Agora, quando penso naqueles anos, dá-me muita alegria ter tido um noivado cristão, agradeço-o muito a Deus. Parece-me que nesta época grande parte da juventude desconhece o verdadeiro amor. Outro dia, quando a minha neta Maria me perguntava coisas do meu casamento, contei-lhe algo pessoal, muito íntimo talvez, mas que reflecte o modo de ser do Caetano. Conto-o, porque poderá fazer bem a alguém. A primeira noite depois do casamento quisemos passá-la em Covadonga, num hotel de finais do século XIX que tinha um quarto com uma janela da qual se via a Santina. E ao deitar-me, encontrei uma carta debaixo da almofada. Era um detalhe de delicadeza muito seu.
Tínhamos sido noivos durante quatro anos e quase todo o nosso noivado foi por carta, porque ele era de Almería e eu de Gijón e nessa altura, nem as comunicações, nem as possibilidades económicas eram as de hoje. Resultado, tínhamo-nos visto relativamente pouco, embora durante quatro anos nos tivéssemos escrito todos os dias to-dos-os-di-as! Nessa carta, a primeira de casado, manifestava-me todo o amor que me tinha, a sua alegria por ter recebido o sacramento do matrimónio e o seu desejo de me ser fiel toda a vida.
Provavelmente há uns anos não teria contado estas coisas., mas agora sim, porque há jovens que reduzem tudo a pura biologia e isso não dura nada, não pode perdurar. Nós, graças a Deus, naquela altura, tínhamos claríssimo, pela nossa formação cristã, que o matrimónio é um sacramento e um caminho de santidade, que nos casávamos para sempre e com todas as consequências.

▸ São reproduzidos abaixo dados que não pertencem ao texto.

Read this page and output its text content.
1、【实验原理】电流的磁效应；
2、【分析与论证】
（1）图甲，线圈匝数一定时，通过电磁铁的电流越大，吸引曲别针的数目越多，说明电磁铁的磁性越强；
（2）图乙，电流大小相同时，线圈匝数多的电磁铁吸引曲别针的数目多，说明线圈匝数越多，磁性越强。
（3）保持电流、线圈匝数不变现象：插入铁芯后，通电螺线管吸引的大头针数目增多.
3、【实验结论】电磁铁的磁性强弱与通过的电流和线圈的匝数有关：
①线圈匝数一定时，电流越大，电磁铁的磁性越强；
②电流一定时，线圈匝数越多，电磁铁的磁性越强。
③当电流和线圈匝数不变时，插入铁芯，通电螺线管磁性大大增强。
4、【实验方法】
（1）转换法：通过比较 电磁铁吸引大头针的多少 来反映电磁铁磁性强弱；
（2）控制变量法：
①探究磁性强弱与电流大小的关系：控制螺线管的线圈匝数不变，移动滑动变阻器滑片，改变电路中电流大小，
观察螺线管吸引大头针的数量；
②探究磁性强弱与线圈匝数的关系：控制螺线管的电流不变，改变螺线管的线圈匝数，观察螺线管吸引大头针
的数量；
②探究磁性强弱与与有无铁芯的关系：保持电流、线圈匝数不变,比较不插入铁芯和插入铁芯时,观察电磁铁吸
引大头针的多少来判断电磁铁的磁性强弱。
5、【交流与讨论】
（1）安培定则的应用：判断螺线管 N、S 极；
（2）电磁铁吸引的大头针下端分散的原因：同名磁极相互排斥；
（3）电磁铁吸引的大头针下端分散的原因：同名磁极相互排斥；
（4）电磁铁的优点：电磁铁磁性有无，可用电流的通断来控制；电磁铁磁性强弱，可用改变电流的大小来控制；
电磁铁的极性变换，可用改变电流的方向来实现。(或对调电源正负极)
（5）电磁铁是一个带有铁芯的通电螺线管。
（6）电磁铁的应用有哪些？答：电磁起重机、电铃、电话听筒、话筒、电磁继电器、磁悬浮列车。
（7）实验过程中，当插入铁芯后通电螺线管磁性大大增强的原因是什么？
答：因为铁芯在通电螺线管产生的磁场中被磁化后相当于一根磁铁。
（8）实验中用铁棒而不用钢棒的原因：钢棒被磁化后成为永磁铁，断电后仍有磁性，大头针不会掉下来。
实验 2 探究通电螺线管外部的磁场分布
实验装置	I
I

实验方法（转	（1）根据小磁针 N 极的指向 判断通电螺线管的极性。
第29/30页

Recordo que há anos, quando vivíamos em Bilbau, o Caetano tinha que viajar muito por causa do trabalho e contou-me que depois de ter feito uma auditoria, não recordo agora em que cidade, tinha ido com uma equipa de auditores beber uma cerveja a um bar; era um grupo com solteiros e casados. No bar encontraram-se com umas moças e começaram a conversar. Moças normais, tudo normal. No dia seguinte voltaram ao bar e ao ver que estavam lá as mesmas moças ele despediu-se para se ir embora. “Porque te vais embora?” Perguntaram-lhe. “Porque tenho uma mulher à minha espera em Bilbau”, disse-lhes. Já referi que não tinha acontecido nada de especial, mas ele dizia que, nessas circunstâncias de solidão, há que ter especiais cautelas e saber afastar-se a tempo.

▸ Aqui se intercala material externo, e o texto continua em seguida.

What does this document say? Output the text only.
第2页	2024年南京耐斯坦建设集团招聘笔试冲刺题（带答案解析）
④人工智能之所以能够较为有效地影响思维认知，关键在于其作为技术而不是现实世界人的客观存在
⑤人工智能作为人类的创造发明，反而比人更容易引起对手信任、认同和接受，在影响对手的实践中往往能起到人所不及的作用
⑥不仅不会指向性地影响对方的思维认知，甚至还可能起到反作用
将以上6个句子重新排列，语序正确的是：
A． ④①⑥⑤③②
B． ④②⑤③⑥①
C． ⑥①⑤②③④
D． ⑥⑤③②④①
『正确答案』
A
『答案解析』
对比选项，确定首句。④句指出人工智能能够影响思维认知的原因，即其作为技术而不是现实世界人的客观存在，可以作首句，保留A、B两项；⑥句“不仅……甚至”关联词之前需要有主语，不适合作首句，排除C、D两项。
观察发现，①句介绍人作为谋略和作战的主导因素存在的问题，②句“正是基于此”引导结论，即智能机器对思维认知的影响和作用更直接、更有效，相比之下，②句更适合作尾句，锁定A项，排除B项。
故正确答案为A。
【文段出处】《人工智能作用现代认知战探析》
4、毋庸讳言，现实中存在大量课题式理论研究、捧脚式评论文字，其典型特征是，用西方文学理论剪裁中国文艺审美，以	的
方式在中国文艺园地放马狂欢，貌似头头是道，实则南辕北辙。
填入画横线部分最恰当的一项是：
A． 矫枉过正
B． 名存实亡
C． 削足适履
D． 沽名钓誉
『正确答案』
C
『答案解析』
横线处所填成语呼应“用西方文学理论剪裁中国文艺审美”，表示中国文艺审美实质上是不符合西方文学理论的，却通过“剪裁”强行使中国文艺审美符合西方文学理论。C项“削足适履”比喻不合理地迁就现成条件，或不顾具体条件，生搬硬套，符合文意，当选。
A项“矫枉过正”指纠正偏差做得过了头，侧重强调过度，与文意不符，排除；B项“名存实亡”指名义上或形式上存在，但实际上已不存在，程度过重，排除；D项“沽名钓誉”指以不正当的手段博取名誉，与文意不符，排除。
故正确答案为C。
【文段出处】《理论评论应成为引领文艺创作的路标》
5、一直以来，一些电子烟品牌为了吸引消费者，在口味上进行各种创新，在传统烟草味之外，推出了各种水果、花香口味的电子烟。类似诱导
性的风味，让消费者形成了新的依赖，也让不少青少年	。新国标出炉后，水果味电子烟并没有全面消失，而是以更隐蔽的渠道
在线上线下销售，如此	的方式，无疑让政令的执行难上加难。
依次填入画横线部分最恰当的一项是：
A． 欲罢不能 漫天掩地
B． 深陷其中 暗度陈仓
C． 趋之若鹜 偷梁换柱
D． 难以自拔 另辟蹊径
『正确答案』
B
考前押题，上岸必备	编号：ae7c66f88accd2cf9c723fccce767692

Recordo com que cuidado preparava as auditorias, queria fazê-las o melhor possível, para oferecê-las a Deus. E sempre, antes de as entregar, pedia-me conselho sobre uma ou outra expressão. “Mas eu não percebo nada da banca” – dizia-lhe eu. “Sim, mas as mulheres são mais delicadas do que os homens” – explicava-me – “e sabem dizer a mesma coisa de forma mais amável. Quero dizer a verdade, mas sem ferir ninguém. Vá lá, lê esta frase para ver se se pode dizer melhor”.
Isto serão ninharias? Penso que não, é coerência cristã. E donde lhe vinha tudo isto? É claro, que vinha do que rezava, do espírito do Opus Dei que vivia – e que vive agora – porque esta doença também é Opus Dei, Obra de Deus.
Isto que vou contar agora realmente poderá parecer uma ninharia; tenho uma taça na cozinha para o sal e um dia lembrei-me de escrever nele “o sal da terra”, que é uma ideia que me agrada muito. De facto, Deus serve-se até destas ninharias! No outro dia a minha neta Maria entrou na cozinha e perguntou-me “Avó que significa isto?” E antes que eu respondesse o seu pai explicou-lhe que eram palavras do Evangelho. Foi uma coisa muito pequena, mas eu descobri que Deus Se serve de qualquer meio, por pequeno que pareça, para remover os outros. Como estes pequenos pormenores de carinho que são tão importantes. “E cuidam dele?” - perguntou-me um dia o meu filho referindo-se às pessoas do Opus Dei. “Não – expliquei-lhe – do teu pai cuido eu, porque sou quem tem que cuidar dele. Ao teu pai querem-lhe muito”.